An important mechanism of regulating V-ATPase activity in vivo involves reversible dissociation and reassembly of the V1 and V0 domains (Fig. 2). The first part of this article will focus on recent advances from our laboratory on understanding the regulation of V-ATPase assembly in yeast in response to changes in glucose concentration [13], during maturation of dendritic cells [14] and in mammalian cells in response to changes in amino acid levels [15]. Targeting of V-ATPases to different cellular membranes is controlled by isoforms of subunit a [1], [4], [5]. In mammals, subunit a exists as four isoforms (a1–a4), with a3 and a4 responsible for targeting of V-ATPases to the plasma membrane of osteolcasts and renal intercalated cells, respectively [4], [16]. Results from a variety of laboratories have suggested a role of V-ATPases in cancer cell survival and invasion [17], [18], [19], [20]; for reviews see [1], [21], [22]. The second part of this article will focus on recent advances from our laboratory on the role of plasma membrane and a3-containing V-ATPases in breast cancer cell migration and invasion [17], [18], [19].

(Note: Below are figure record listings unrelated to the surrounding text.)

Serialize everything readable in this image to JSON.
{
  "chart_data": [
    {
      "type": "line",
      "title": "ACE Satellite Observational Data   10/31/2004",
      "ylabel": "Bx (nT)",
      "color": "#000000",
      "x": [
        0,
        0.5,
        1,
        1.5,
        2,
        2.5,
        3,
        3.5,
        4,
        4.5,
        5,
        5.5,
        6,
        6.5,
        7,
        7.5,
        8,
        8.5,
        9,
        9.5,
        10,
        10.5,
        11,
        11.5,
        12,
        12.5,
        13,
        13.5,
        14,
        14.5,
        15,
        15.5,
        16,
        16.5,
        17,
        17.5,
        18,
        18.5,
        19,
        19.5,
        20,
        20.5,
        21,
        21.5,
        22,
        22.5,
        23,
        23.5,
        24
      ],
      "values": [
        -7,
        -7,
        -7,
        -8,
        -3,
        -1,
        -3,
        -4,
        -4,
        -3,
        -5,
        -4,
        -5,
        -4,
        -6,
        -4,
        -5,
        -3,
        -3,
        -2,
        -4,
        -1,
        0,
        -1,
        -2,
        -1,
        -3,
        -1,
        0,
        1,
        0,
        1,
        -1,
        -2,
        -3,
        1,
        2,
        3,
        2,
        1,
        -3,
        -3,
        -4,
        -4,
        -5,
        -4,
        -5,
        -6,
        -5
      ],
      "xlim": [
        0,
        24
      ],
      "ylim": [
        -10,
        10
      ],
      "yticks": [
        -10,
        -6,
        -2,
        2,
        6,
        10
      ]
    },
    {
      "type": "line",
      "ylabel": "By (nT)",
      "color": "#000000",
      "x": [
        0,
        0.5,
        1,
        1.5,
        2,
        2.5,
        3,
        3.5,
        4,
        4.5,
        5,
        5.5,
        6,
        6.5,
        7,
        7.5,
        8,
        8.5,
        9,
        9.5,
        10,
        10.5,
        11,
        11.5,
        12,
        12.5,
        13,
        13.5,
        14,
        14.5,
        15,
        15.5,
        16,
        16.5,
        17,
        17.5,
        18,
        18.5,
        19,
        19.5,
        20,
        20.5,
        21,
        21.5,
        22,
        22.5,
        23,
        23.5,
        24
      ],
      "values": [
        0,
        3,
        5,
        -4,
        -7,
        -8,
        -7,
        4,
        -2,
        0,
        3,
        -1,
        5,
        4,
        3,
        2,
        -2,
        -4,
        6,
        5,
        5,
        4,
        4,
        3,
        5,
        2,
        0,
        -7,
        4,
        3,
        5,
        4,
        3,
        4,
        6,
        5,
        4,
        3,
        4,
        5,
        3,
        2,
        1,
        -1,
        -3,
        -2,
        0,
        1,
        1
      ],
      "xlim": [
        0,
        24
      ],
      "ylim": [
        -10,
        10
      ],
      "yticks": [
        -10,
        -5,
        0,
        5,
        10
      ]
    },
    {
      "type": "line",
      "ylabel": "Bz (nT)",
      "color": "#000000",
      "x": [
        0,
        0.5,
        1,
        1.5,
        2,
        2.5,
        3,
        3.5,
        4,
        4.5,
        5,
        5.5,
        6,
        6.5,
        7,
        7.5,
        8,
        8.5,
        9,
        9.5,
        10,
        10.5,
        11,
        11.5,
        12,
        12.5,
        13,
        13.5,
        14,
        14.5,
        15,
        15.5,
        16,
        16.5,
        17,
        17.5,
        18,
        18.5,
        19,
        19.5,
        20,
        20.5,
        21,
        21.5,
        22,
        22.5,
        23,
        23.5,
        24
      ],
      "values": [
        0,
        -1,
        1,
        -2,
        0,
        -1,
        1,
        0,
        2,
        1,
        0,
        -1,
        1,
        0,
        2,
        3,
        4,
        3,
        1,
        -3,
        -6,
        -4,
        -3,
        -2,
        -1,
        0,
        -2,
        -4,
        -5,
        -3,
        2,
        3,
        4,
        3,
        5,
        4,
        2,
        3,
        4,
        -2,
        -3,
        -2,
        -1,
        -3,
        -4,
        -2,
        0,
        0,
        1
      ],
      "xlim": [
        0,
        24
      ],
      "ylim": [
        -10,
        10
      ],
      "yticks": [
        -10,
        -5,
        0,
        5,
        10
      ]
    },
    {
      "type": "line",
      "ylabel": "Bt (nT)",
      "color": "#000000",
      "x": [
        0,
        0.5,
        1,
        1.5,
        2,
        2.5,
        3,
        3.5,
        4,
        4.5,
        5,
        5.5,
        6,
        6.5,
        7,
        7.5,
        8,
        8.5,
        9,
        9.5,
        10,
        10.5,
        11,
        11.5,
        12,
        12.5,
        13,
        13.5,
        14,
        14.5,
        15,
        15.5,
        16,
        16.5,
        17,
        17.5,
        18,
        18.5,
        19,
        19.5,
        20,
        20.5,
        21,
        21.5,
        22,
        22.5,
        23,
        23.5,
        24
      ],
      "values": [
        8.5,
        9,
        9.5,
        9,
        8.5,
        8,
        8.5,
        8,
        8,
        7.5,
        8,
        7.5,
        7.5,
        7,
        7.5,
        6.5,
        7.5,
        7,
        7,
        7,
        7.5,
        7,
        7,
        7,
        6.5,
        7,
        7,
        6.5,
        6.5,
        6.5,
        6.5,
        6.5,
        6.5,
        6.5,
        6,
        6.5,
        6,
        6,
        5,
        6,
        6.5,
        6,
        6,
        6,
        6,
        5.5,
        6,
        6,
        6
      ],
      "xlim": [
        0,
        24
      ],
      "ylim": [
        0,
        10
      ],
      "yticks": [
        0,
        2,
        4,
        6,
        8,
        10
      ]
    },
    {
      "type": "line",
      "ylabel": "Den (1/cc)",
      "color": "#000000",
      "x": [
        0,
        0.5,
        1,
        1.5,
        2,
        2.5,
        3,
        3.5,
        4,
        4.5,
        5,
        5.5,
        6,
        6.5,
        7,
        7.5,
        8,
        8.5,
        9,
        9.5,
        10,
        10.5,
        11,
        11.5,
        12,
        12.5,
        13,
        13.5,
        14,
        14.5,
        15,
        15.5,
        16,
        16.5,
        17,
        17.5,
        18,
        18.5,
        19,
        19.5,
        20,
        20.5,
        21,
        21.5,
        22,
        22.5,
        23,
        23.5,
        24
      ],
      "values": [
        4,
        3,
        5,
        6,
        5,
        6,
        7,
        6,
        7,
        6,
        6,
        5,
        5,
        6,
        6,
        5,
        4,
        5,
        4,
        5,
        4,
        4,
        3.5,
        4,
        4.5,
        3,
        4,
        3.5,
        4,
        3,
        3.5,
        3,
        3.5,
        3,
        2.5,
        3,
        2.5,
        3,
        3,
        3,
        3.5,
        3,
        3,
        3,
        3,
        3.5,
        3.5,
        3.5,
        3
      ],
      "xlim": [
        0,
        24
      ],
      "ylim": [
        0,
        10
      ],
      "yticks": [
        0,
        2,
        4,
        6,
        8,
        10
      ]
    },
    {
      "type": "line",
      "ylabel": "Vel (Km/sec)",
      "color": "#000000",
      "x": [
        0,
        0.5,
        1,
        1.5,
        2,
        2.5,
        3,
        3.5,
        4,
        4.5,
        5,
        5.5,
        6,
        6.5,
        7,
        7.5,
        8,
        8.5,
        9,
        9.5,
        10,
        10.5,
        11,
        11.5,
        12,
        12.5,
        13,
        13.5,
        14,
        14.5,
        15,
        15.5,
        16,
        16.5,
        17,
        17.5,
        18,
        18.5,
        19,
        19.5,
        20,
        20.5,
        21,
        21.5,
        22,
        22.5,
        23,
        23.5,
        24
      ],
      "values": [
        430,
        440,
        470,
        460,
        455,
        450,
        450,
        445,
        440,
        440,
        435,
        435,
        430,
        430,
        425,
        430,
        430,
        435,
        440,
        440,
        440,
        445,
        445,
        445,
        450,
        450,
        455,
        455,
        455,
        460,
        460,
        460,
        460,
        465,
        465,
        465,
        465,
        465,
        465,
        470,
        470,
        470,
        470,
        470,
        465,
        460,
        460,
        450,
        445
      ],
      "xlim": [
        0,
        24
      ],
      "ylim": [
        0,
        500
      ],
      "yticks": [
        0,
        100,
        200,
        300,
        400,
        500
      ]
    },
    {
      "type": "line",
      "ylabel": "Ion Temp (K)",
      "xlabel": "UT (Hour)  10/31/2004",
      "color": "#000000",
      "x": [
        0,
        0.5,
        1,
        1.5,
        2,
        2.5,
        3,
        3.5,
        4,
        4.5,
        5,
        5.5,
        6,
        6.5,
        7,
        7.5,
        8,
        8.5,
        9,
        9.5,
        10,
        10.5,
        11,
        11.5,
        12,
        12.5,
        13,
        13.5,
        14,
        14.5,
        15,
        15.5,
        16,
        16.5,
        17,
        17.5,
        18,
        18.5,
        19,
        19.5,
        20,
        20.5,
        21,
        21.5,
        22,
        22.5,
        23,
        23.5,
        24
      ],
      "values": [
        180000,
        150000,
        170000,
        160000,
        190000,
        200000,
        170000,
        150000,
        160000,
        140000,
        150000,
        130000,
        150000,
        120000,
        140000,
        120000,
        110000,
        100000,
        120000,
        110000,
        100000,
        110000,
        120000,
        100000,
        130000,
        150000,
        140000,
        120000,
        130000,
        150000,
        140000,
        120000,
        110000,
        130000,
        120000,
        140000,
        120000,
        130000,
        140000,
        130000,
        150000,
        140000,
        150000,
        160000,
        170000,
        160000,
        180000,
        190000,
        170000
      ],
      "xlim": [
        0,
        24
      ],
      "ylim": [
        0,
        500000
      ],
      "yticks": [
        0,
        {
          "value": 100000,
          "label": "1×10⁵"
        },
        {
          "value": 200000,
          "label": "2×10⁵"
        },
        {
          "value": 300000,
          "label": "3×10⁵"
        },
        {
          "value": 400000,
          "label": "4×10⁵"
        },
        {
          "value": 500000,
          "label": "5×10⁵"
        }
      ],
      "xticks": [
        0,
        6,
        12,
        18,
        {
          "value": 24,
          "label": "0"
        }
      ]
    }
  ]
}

Regulation of V-ATPase assembly in yeast
Regulated assembly of the V-ATPase represents an important and widely employed mechanism of controlling V-ATPase activity in vivo (Fig. 2). In response to a variety of stimuli, the V-ATPase undergoes reversible changes in the degree of assembly of the V1 and V0 domains, which, in the dissociated state, remain inactive with respect to ATP hydrolysis and proton translocation [1]. In yeast, dissociation of the V-ATPase complex occurs in response to glucose depletion, is rapid and reversible, and does not require new protein synthesis [23]. Reassembly requires interaction with the RAVE complex, which interacts with the V-ATPase in a glucose-dependent manner and whose interactions have now been carefully mapped [24]. Interestingly RAVE promotes the assembly of only V-ATPase complexes containing the yeast isoform of subunit a which targets the complex to the vacuole (Vph1p), and not those containing Stv1p, which are targeted to the Golgi [25]. Similarly, glucose-dependent assembly also requires interaction of the V-ATPase with the glycolytic enzyme aldolase [26]. Interactions with PI(3,5)P2 appear to stabilize assembly of the V-ATPase on the vacuolar membrane through interaction with the N-terminal domain of subunit a [27].